> - SLA guarantee (yes this a hidden cost, e.g. if your DC power is out, you owe...

devy · on Dec 16, 2019

Yes, everyone could and will go down at one point or another. Are you saying that your in-house team can manage infrastructure equally well or better than these big public Cloud vendors? They have thousands of site reliability engineers, don't they?

The crux of this is how do you compare in managing site reliability. Perhaps you have a world class team you could do that better than yes my point there is moot. But 99% of the time, it's not.

latch · on Dec 17, 2019

Amazon has done a fantastic job of making people think the choice is between them or managing your own infrastructure. Your concerns make no sense in the context that your parent presented: a managed DC.

And, frankly, your parent was being generous. Even if you only look at elastic workloads, the workload has to be a) extremely elastic and b) not fall into some pretty common patterns for cloud to make any kind of sense.

joshuamorton · on Dec 17, 2019

To match the reliability of something like an aws managed service, you usually need two or three managed DC's.

latch · on Dec 17, 2019

A number of managed providers have multiple DCs within a region as well as DCs in multiple geographic locations.

Also, many have been in operation since before AWS was a thing, and some are larger. So I can't imagine what AWS knows about running a datacenter that others don't.
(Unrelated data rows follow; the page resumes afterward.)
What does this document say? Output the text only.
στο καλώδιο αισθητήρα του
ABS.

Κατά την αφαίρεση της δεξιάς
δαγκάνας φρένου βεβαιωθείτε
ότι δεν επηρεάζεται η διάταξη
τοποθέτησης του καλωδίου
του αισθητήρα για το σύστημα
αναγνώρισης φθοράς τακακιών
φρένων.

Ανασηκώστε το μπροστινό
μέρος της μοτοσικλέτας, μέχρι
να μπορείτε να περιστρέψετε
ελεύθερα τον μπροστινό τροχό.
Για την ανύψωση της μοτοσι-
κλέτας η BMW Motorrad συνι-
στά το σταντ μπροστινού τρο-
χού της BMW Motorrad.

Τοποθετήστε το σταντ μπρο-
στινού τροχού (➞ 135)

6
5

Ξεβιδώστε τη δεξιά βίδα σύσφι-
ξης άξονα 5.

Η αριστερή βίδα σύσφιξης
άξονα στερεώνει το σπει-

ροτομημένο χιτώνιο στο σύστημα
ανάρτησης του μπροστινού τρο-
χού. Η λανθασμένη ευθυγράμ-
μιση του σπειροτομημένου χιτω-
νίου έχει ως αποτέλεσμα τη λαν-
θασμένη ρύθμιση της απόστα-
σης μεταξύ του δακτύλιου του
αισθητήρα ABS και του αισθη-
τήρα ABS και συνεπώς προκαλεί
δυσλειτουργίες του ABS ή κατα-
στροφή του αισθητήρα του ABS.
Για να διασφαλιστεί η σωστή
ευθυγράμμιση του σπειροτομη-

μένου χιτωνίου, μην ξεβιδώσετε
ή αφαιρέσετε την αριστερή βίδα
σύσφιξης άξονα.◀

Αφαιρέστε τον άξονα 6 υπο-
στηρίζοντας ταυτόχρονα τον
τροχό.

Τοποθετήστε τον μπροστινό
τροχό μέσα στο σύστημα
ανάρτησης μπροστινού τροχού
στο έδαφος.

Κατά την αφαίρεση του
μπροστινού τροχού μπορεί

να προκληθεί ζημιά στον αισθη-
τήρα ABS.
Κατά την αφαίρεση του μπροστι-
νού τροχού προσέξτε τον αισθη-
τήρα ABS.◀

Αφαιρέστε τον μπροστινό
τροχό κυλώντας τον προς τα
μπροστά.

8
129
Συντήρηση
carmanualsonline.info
Now maybe in theory if you can build something to be fully one with the cloud, considering all edge cases, and limiting yourself to only cloud-zen tools (or building your own, or doing vendor lock in). In theory, with enough money, I guess the cloud lets you maybe achieve higher reliability.
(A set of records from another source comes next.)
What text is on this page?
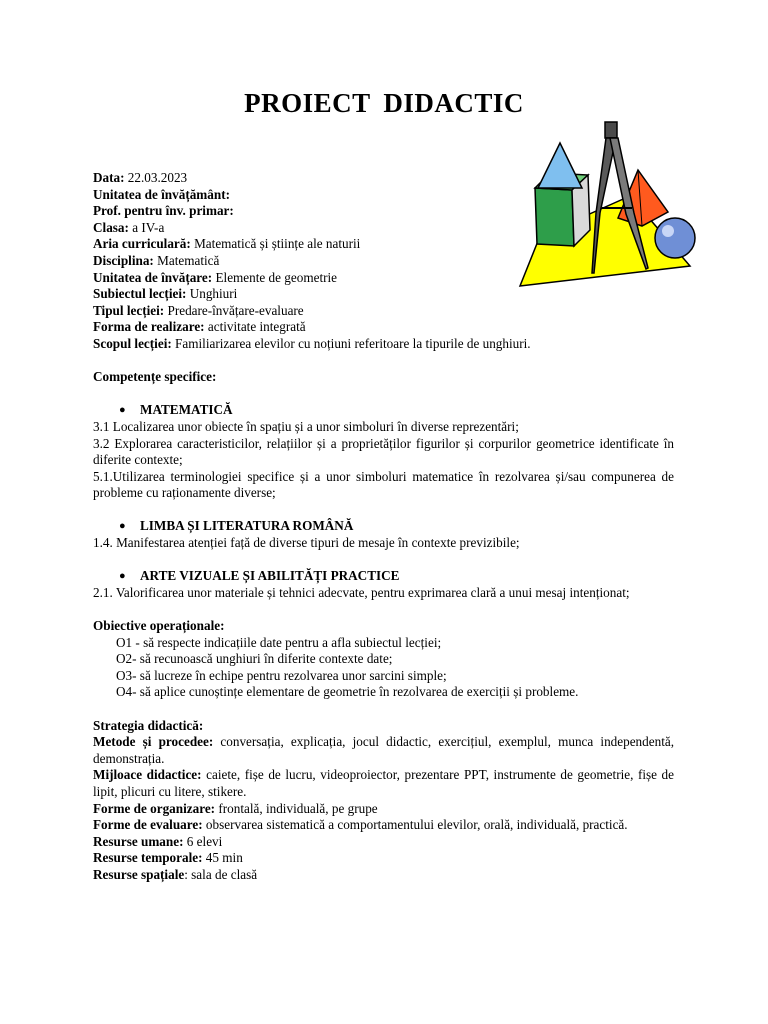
PROIECT DIDACTIC

Data: 22.03.2023

Unitatea de învățământ:

Prof. pentru înv. primar:

Clasa: a IV-a

Aria curriculară: Matematică și științe ale naturii

Disciplina: Matematică

Unitatea de învățare: Elemente de geometrie

Subiectul lecției: Unghiuri

Tipul lecției: Predare-învățare-evaluare

Forma de realizare: activitate integrată

Scopul lecției: Familiarizarea elevilor cu noțiuni referitoare la tipurile de unghiuri.

Competențe specifice:

● MATEMATICĂ

3.1 Localizarea unor obiecte în spațiu și a unor simboluri în diverse reprezentări;

3.2 Explorarea caracteristicilor, relațiilor și a proprietăților figurilor și corpurilor geometrice identificate în diferite contexte;

5.1.Utilizarea terminologiei specifice și a unor simboluri matematice în rezolvarea și/sau compunerea de probleme cu raționamente diverse;

● LIMBA ȘI LITERATURA ROMÂNĂ

1.4. Manifestarea atenției față de diverse tipuri de mesaje în contexte previzibile;

● ARTE VIZUALE ȘI ABILITĂȚI PRACTICE

2.1. Valorificarea unor materiale și tehnici adecvate, pentru exprimarea clară a unui mesaj intenționat;

Obiective operaționale:

O1 - să respecte indicațiile date pentru a afla subiectul lecției;

O2- să recunoască unghiuri în diferite contexte date;

O3- să lucreze în echipe pentru rezolvarea unor sarcini simple;

O4- să aplice cunoștințe elementare de geometrie în rezolvarea de exerciții și probleme.

Strategia didactică:

Metode și procedee: conversația, explicația, jocul didactic, exercițiul, exemplul, munca independentă, demonstrația.

Mijloace didactice: caiete, fișe de lucru, videoproiector, prezentare PPT, instrumente de geometrie, fișe de lipit, plicuri cu litere, stikere.

Forme de organizare: frontală, individuală, pe grupe

Forme de evaluare: observarea sistematică a comportamentului elevilor, orală, individuală, practică.

Resurse umane: 6 elevi

Resurse temporale: 45 min

Resurse spațiale: sala de clasă
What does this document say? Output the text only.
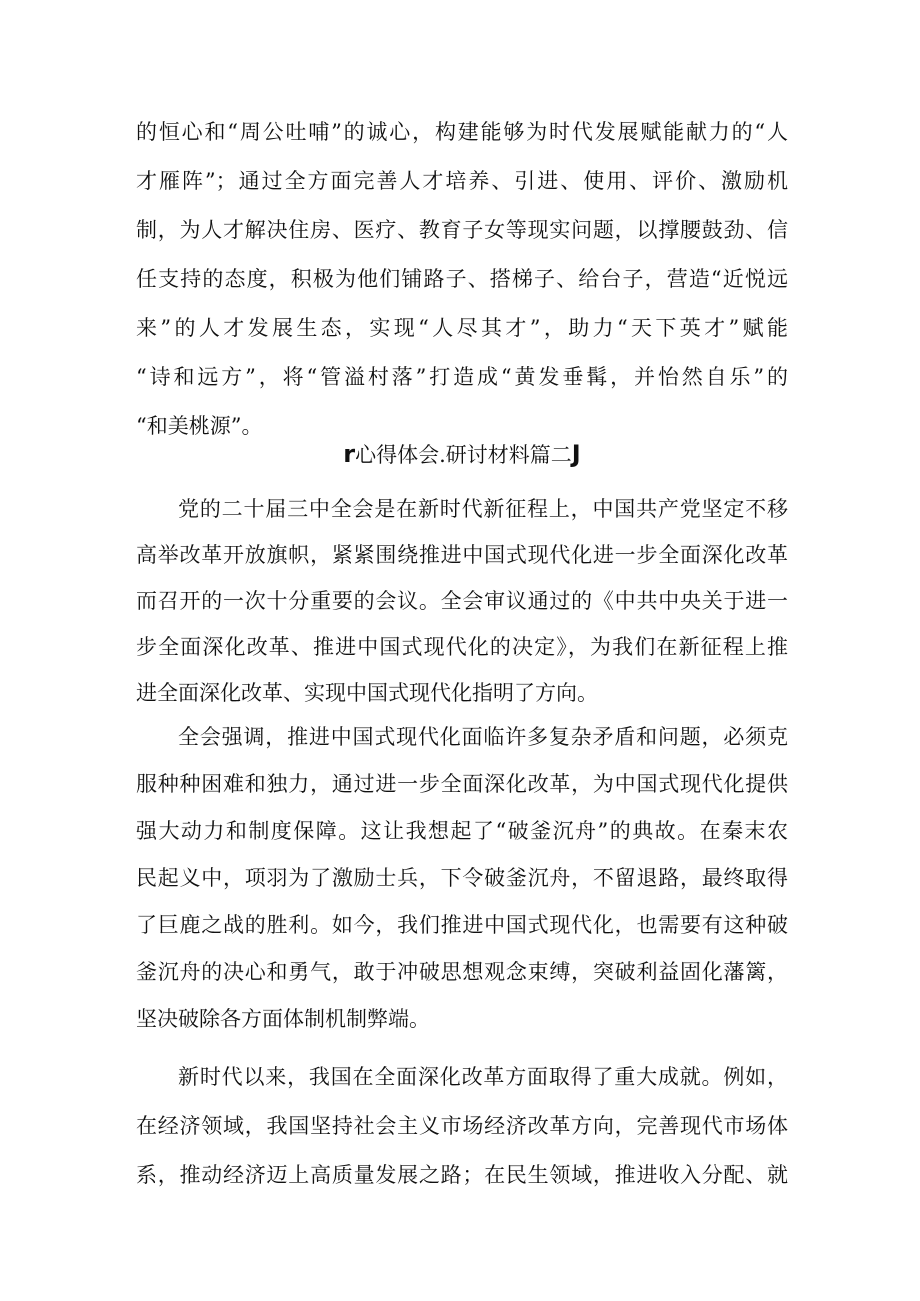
的恒心和“周公吐哺”的诚心，构建能够为时代发展赋能献力的“人
才雁阵”；通过全方面完善人才培养、引进、使用、评价、激励机
制，为人才解决住房、医疗、教育子女等现实问题，以撑腰鼓劲、信
任支持的态度，积极为他们铺路子、搭梯子、给台子，营造“近悦远
来”的人才发展生态，实现“人尽其才”，助力“天下英才”赋能
“诗和远方”，将“管溢村落”打造成“黄发垂髯，并怡然自乐”的
“和美桃源”。
r心得体会.研讨材料篇二J
党的二十届三中全会是在新时代新征程上，中国共产党坚定不移
高举改革开放旗帜，紧紧围绕推进中国式现代化进一步全面深化改革
而召开的一次十分重要的会议。全会审议通过的《中共中央关于进一
步全面深化改革、推进中国式现代化的决定》，为我们在新征程上推
进全面深化改革、实现中国式现代化指明了方向。
全会强调，推进中国式现代化面临许多复杂矛盾和问题，必须克
服种种困难和独力，通过进一步全面深化改革，为中国式现代化提供
强大动力和制度保障。这让我想起了“破釜沉舟”的典故。在秦末农
民起义中，项羽为了激励士兵，下令破釜沉舟，不留退路，最终取得
了巨鹿之战的胜利。如今，我们推进中国式现代化，也需要有这种破
釜沉舟的决心和勇气，敢于冲破思想观念束缚，突破利益固化藩篱，
坚决破除各方面体制机制弊端。
新时代以来，我国在全面深化改革方面取得了重大成就。例如，
在经济领域，我国坚持社会主义市场经济改革方向，完善现代市场体
系，推动经济迈上高质量发展之路；在民生领域，推进收入分配、就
The fundamentals of EC2 (lack of dual NICs, dual power supplies and BBU RAID + virtualization and general complexity) means that a single instance is way less reliable (let alone, much worse value) than a single dedicated box. The complexity you need to throw on top of that building block (in the shape of lock-in, compromise, money, latency, application complexity or a combination of these) is pretty significant.

retrovm · on Dec 17, 2019

It's adorable that you think batteries and dual PSUs are something that makes a node more reliable, rather than less reliable.
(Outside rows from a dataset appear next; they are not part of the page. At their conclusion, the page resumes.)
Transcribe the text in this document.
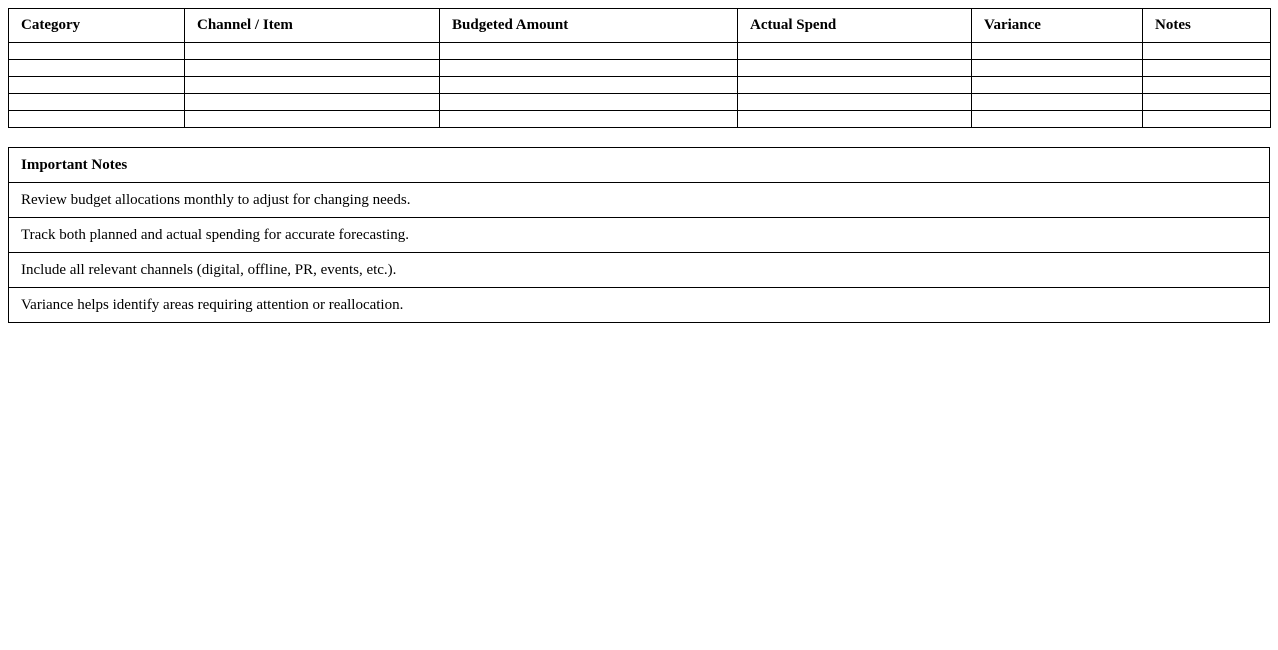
Category	Channel / Item	Budgeted Amount	Actual Spend	Variance	Notes

Important Notes
Review budget allocations monthly to adjust for changing needs.
Track both planned and actual spending for accurate forecasting.
Include all relevant channels (digital, offline, PR, events, etc.).
Variance helps identify areas requiring attention or reallocation.
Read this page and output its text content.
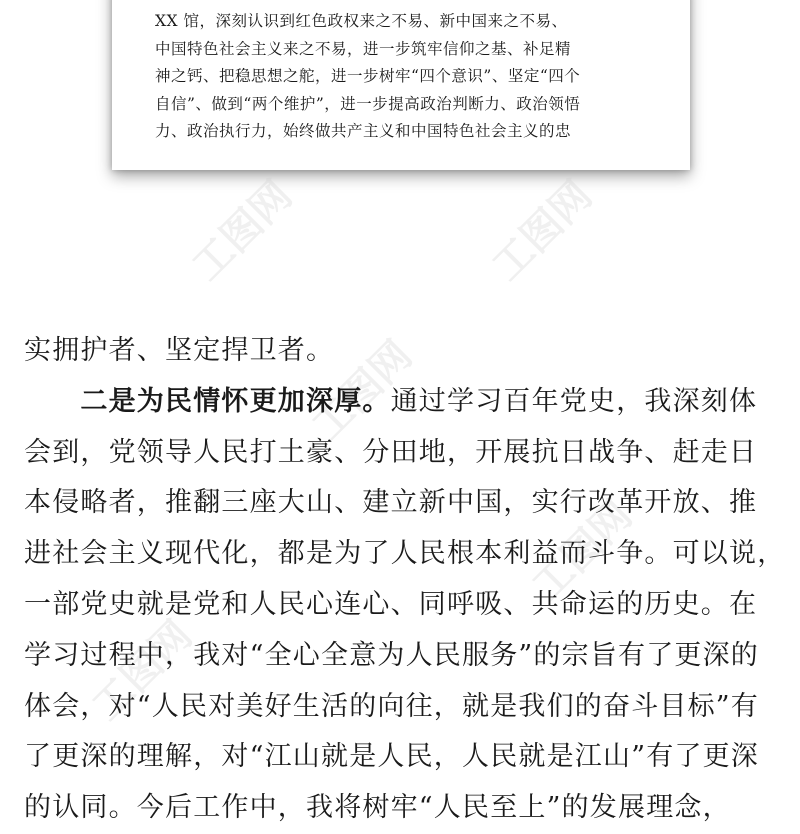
XX 馆，深刻认识到红色政权来之不易、新中国来之不易、
中国特色社会主义来之不易，进一步筑牢信仰之基、补足精
神之钙、把稳思想之舵，进一步树牢“四个意识”、坚定“四个
自信”、做到“两个维护”，进一步提高政治判断力、政治领悟
力、政治执行力，始终做共产主义和中国特色社会主义的忠
工图网	工图网
工图网
工图网
工图网
实拥护者、坚定捍卫者。
　　二是为民情怀更加深厚。通过学习百年党史，我深刻体
会到，党领导人民打土豪、分田地，开展抗日战争、赶走日
本侵略者，推翻三座大山、建立新中国，实行改革开放、推
进社会主义现代化，都是为了人民根本利益而斗争。可以说，
一部党史就是党和人民心连心、同呼吸、共命运的历史。在
学习过程中，我对“全心全意为人民服务”的宗旨有了更深的
体会，对“人民对美好生活的向往，就是我们的奋斗目标”有
了更深的理解，对“江山就是人民，人民就是江山”有了更深
的认同。今后工作中，我将树牢“人民至上”的发展理念，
zielmicha · on Dec 17, 2019

What's the point of dual PSU if not reliability?

retrovm · on Dec 17, 2019

I'm not sure what the point is, actually. The variety of things that can go wrong with them is astonishing. For one thing, among many others, BMC cards will power-cap the max clock speed of CPUs when a machine is running on only one PSU, which can cause a degradation that's worse than if the machine had just halted. There are a zillion other edge cases like that.

manigandham · on Dec 17, 2019

Managed service (like S3) is different than managed infrastructure. EC2 VMs only run in a single zone too and require cost and complexity for more redundancy.

Building out your application across multiple regions in AWS is not much different than using multiple DCs from a managed host. The clouds provide live migration, spot instances, and fast global VPC networks that can make it much easier, but you also pay the premium for it.